Review: Those Who Save Us

We always hear of the atrocities the Jewish race endured during World War II, however, very rarely do we see a glimpse into life as a German citizen during this time.  "Those Who Save Us" tells a story of the overwhelming conditions that the Germans faced at the hands of their own government; murder, rape, cruelty, starvation and constantly living under a scrutiny of suspicion.  This novel was a great surprise; very well written and a truly a page turner.  What would you endure to save those you love?  Please note that the scenes of rape and cruelty are quite explicit.

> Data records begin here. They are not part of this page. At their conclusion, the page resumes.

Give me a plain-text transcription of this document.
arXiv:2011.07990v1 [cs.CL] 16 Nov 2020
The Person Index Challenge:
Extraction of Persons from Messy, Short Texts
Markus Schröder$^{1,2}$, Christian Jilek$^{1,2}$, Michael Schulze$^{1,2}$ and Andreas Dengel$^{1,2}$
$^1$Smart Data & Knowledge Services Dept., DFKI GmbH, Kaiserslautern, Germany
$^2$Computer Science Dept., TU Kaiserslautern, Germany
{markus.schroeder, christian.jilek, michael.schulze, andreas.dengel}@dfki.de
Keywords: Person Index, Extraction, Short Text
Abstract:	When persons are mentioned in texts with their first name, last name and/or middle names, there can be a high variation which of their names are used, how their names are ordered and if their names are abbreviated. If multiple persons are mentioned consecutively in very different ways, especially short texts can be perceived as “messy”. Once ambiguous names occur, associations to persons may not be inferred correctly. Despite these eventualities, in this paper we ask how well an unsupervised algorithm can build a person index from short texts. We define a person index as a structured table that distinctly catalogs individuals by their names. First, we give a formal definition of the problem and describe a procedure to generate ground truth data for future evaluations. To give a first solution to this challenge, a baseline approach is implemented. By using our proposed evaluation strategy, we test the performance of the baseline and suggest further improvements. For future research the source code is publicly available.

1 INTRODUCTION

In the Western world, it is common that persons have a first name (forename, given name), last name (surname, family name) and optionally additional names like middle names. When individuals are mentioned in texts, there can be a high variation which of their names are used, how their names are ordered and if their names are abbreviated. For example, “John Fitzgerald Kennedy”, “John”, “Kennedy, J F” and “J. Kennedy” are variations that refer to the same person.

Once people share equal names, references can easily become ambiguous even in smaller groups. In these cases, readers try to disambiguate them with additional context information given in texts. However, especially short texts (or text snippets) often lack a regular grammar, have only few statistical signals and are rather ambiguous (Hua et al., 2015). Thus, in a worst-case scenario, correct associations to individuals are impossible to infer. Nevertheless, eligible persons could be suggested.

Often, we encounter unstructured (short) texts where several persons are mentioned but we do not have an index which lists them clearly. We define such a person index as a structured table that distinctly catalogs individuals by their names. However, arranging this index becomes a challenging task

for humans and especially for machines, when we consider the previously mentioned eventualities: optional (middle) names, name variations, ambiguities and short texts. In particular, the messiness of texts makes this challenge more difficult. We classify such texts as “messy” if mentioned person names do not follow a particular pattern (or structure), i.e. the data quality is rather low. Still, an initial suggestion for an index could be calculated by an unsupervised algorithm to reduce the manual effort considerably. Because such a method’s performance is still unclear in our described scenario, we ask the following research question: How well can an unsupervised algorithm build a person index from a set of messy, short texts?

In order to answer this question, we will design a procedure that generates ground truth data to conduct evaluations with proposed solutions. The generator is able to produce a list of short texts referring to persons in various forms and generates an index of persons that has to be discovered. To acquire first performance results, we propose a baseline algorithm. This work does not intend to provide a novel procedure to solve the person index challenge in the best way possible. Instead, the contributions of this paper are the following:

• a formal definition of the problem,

For fifty years, Anna Schlemmer has refused to talk about her life in Germany during World War II. Her daughter, Trudy, was only three when she and her mother were liberated by an American soldier and went to live with him in Minnesota. Trudy's sole evidence of the past is an old photograph: a family portrait showing Anna, Trudy, and a Nazi officer, the Obersturmfuhrer of Buchenwald.  Driven by the guilt of her heritage, Trudy, now a professor of German history, begins investigating the past and finally unearths the dramatic and heartbreaking truth of her mother's life. Combining a passionate, doomed love story, a vivid evocation of life during the war, and a poignant mother/daughter drama, Those Who Save Us is a profound exploration of what we endure to survive and the legacy of shame.